Lastly, the data exchange. The challenge is to find a way to pass minimum data sizes to convey the same info.
my 2 cents :)
For something like a real-time chat app, I'd recommend a distributed cache with a SQL backing. I happen to like memcached with the Enyim .NET provider, so I'd do something like the following:
User posts message
System writes message to database
System writes message to cache
All users poll cache periodically for new messages
The database backing allows you to preload the cache in the event the cache is cleared or the application restarts, but the functional bits rely on in-memory cache, rather than polling the database.
If you are using SQL Server 2005 you can look at Notification Services. Granted this would lock you into SQL 2005 as Notification Services was removed in SQL 2008 it was designed to allow the SQL Server to notify client applications of changes to the database.

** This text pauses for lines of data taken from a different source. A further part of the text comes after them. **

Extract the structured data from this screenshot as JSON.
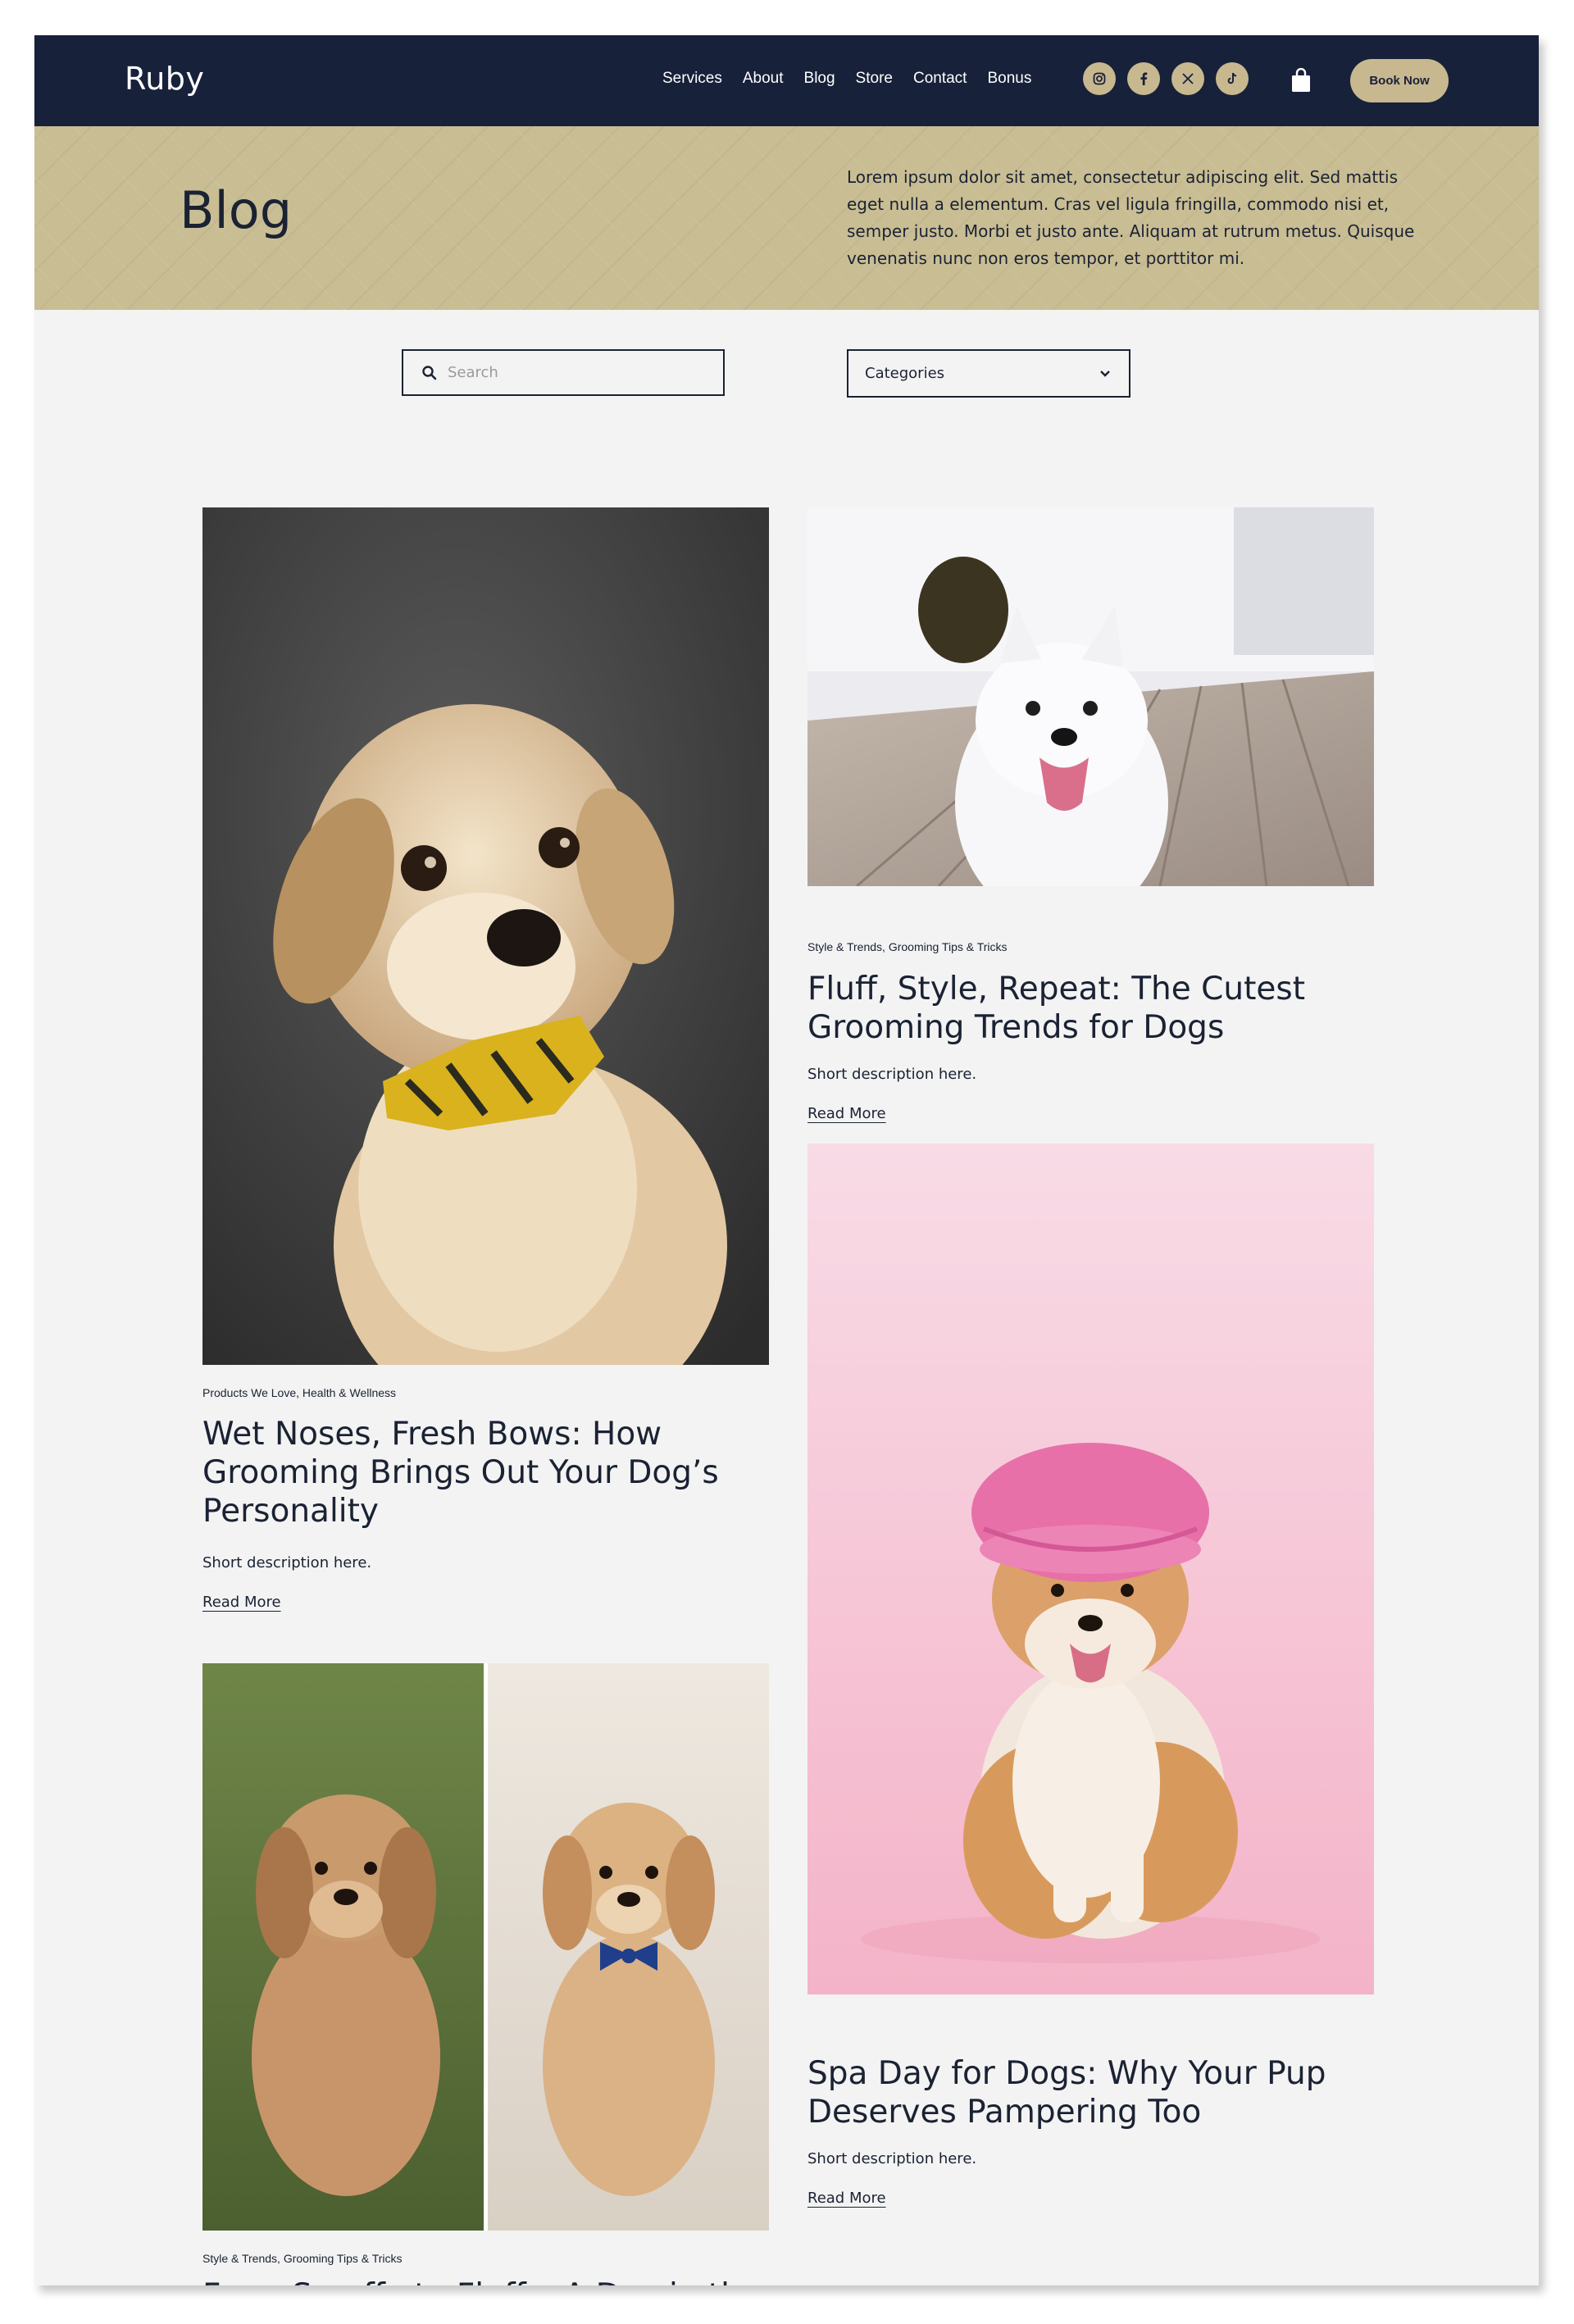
{
  "header": {
    "logo": "Ruby",
    "nav": [
      "Services",
      "About",
      "Blog",
      "Store",
      "Contact",
      "Bonus"
    ],
    "socials": [
      "instagram-icon",
      "facebook-icon",
      "x-icon",
      "tiktok-icon"
    ],
    "cart_icon": "shopping-bag-icon",
    "cta": "Book Now"
  },
  "hero": {
    "title": "Blog",
    "text": "Lorem ipsum dolor sit amet, consectetur adipiscing elit. Sed mattis eget nulla a elementum. Cras vel ligula fringilla, commodo nisi et, semper justo. Morbi et justo ante. Aliquam at rutrum metus. Quisque venenatis nunc non eros tempor, et porttitor mi."
  },
  "filters": {
    "search_placeholder": "Search",
    "categories_label": "Categories"
  },
  "posts": [
    {
      "image": "dog with yellow plaid bow tie",
      "categories": "Products We Love, Health & Wellness",
      "title": "Wet Noses, Fresh Bows: How Grooming Brings Out Your Dog’s Personality",
      "description": "Short description here.",
      "link": "Read More"
    },
    {
      "image": "white samoyed on wooden deck",
      "categories": "Style & Trends, Grooming Tips & Tricks",
      "title": "Fluff, Style, Repeat: The Cutest Grooming Trends for Dogs",
      "description": "Short description here.",
      "link": "Read More"
    },
    {
      "image": "shiba inu wearing pink shower cap",
      "categories": "",
      "title": "Spa Day for Dogs: Why Your Pup Deserves Pampering Too",
      "description": "Short description here.",
      "link": "Read More"
    },
    {
      "image": "puppy before and after grooming",
      "categories": "Style & Trends, Grooming Tips & Tricks",
      "title": "From Scruffy to Fluffy: A Day in the",
      "description": "",
      "link": ""
    }
  ],
  "colors": {
    "navy": "#18213a",
    "gold": "#c8b88f",
    "page": "#f3f3f3"
  }
}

If you want something a little more scalable, you can put a couple of bit flags on the Users record. When a message for the user comes in change the bit for new messages to true. When you read the messages change it to 0. Same for when people sign on and off. That way you are reading a very small field that has a damn good chance of already being in cache.
Do the workflow would be ready the bit. If it's 1 then go get the messages from the message table. If it's 0 do nothing.
In ASP.NET 4.0 you can use the Observer Pattern with JavaScript Objects and Arrays ie: AJAX JSON calls with jQuery and or PageMethods.
You are going to always have to hit the database to do analysis on whether there is any data to return or not. The trick will be on making those calls small and only return data when needed.
There are two related solutions built-in to SQL Server 2005 and still available in SQL Server 2008:
1) Service Broker, which allows subscribers to post reads on queues (the RECEIVE command with WAIT..). In your case you would want to send your message through the database by using Service Broker Services fronting these Queues, which could then be picked up by the waiting clients. There's no polling, the waiting clients just get activated when a message is received.
2) Query Notifications, which allow a subscriber to define a Query, and the receive notifications when the dataset that would result from executing that query would change. Built on Service Broker, Query Notifications are somewhat easier to use, but may also be somewhat less efficient. (Not that Query Notifications and their siblings, Event Notifications are frequently mistaken for Notification Services (NS), which causes concern because NS is decommitted in 2008, however, Query & Event Notifications are still fully available and even enhanced in SQL Server 2008).